Frauds Review: The Talented Suranne Jones Delivers An Exceptional Performance in This Triumphant Heist Drama
What could you do if that wildest companion from your teenage years reappeared? What if you were dying of cancer and felt completely unburdened? Consider if you were plagued by remorse for getting your friend imprisoned a decade back? Suppose you were the one she got sent to prison and your release was granted to die of cancer in her custody? If you used to be a nearly unbeatable pair of con artists who still had a stash of disguises from your prime and a longing to feel some excitement again?
These questions and beyond are the questions that Frauds, a new drama featuring Suranne Jones and Jodie Whittaker, flings at us on a exhilarating, intense season-long journey that traces two female fraudsters bent on pulling off one last job. Echoing an earlier work, Jones developed this series with a writing partner, and it retains similar qualities.
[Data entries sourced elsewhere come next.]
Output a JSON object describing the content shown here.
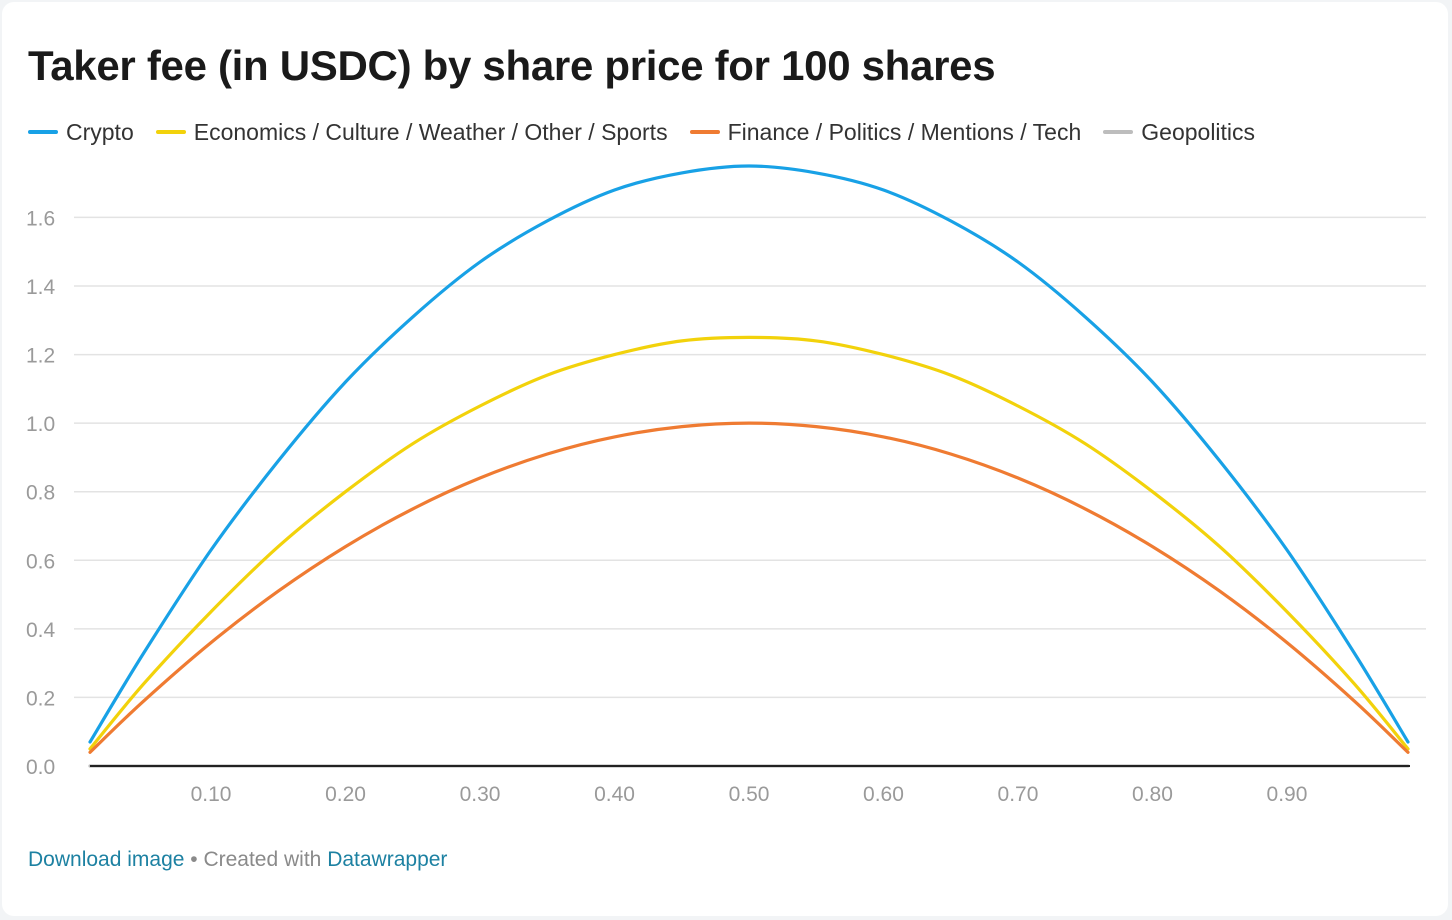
{
  "chart_data": {
    "type": "line",
    "title": "Taker fee (in USDC) by share price for 100 shares",
    "xlabel": "",
    "ylabel": "",
    "xlim": [
      0.01,
      0.99
    ],
    "ylim": [
      0,
      1.75
    ],
    "x_ticks": [
      "0.10",
      "0.20",
      "0.30",
      "0.40",
      "0.50",
      "0.60",
      "0.70",
      "0.80",
      "0.90"
    ],
    "y_ticks": [
      "0.0",
      "0.2",
      "0.4",
      "0.6",
      "0.8",
      "1.0",
      "1.2",
      "1.4",
      "1.6"
    ],
    "grid": true,
    "legend_position": "top-left",
    "x": [
      0.01,
      0.05,
      0.1,
      0.15,
      0.2,
      0.25,
      0.3,
      0.35,
      0.4,
      0.45,
      0.5,
      0.55,
      0.6,
      0.65,
      0.7,
      0.75,
      0.8,
      0.85,
      0.9,
      0.95,
      0.99
    ],
    "series": [
      {
        "name": "Crypto",
        "color": "#18a1e6",
        "values": [
          0.07,
          0.33,
          0.63,
          0.89,
          1.12,
          1.31,
          1.47,
          1.59,
          1.68,
          1.73,
          1.75,
          1.73,
          1.68,
          1.59,
          1.47,
          1.31,
          1.12,
          0.89,
          0.63,
          0.33,
          0.07
        ]
      },
      {
        "name": "Economics / Culture / Weather / Other / Sports",
        "color": "#f2d20b",
        "values": [
          0.05,
          0.24,
          0.45,
          0.64,
          0.8,
          0.94,
          1.05,
          1.14,
          1.2,
          1.24,
          1.25,
          1.24,
          1.2,
          1.14,
          1.05,
          0.94,
          0.8,
          0.64,
          0.45,
          0.24,
          0.05
        ]
      },
      {
        "name": "Finance / Politics / Mentions / Tech",
        "color": "#ef7b32",
        "values": [
          0.04,
          0.19,
          0.36,
          0.51,
          0.64,
          0.75,
          0.84,
          0.91,
          0.96,
          0.99,
          1.0,
          0.99,
          0.96,
          0.91,
          0.84,
          0.75,
          0.64,
          0.51,
          0.36,
          0.19,
          0.04
        ]
      },
      {
        "name": "Geopolitics",
        "color": "#bdbdbd",
        "values": [
          0,
          0,
          0,
          0,
          0,
          0,
          0,
          0,
          0,
          0,
          0,
          0,
          0,
          0,
          0,
          0,
          0,
          0,
          0,
          0,
          0
        ]
      }
    ]
  },
  "footer": {
    "download_label": "Download image",
    "separator": " • Created with ",
    "tool_label": "Datawrapper"
  }
}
Much like a suspense-driven structure was used as background to emotional conflicts gradually unveiled, here the elaborate theft Jones’ character Roberta (Bert) has meticulously arranged while incarcerated after learning her prognosis is the vehicle for an exploration of companionship, deceit, and affection in every variation.
Bert is placed under the supervision of Sam (Whittaker), who resides close by in the Andalucían hills. Remorse prevented her from seeing Bert during her sentence, but she has stayed close and avoided scams without her – “Bit crass with you in prison for a job I messed up.” And for her new, albeit short, life on the outside, she has bought her plenty of new underwear, because various methods exist for women companions to show repentance and a classic example is the acquisition of “a big lady-bra” following ten years of uncomfortable institutional clothing.
Sam aims to continue maintaining her peaceful existence and look after Bert till the end. Bert has other ideas. And when your daftest friend devises alternative schemes – well, those tend to be the ones you follow. Their old dynamic slowly resurfaces and her strategies are underway by the time she reveals the complete plan for the heist. This show experiments with chronology – producing engagement rather than confusion – to present key scenes initially and then the explanations. So we watch the pair slipping jewellery and watches off wealthy guests’ wrists at a funeral – and acquiring a gilded religious artifact because what’s to stop you if you could? – before removing their hairpieces and turning their mourning clothes inside out to become colourful suits as they stride out and down the church steps, awash with adrenaline and loot.
They need the assets to finance the operation. This entails hiring a document expert (with, unknown to the pair, a gambling problem that is likely to draw unwanted attention) in the guise of magician’s assistant Jackie (Elizabeth Berrington), who possesses the necessary skills to help them remove and replace the target painting (a famous surrealist piece at a major museum). Additionally, they recruit art enthusiast Celine (Kate Fleetwood), who focuses on works by male artists exploiting women. She is as ruthless as all the criminals the forger and their funeral robbery are drawing towards them, including – most perilously of all – their old boss Miss Take (Talisa Garcia), a contemporary crime lord who employed them in frauds for her since their youth. She reacted poorly to their declaration of independence as self-reliant tricksters so there’s ground to make up there.
Unexpected developments are layered between deepening revelations about Bert and Sam’s history, so you get all the satisfactions of a Thomas Crown Affair-ish caper – carried out with immense energy and praiseworthy readiness to skate over rampant absurdities – plus a captivatingly detailed portrait of a bond that is potentially as harmful as Bert’s cancer but just as impossible to uproot. Jones delivers arguably her best and most complex performance yet, as the wounded, bitter Bert with her lifetime pursuit of excitement to distract from her internal anguish that has nothing to do with her medical condition. Whittaker supports her, delivering excellent acting in a slightly less interesting part, and alongside the creative team they craft a fantastically stylish, deeply moving and highly insightful piece of entertainment that is inherently empowering without preaching and in every way a triumph. Eagerly awaiting future installments.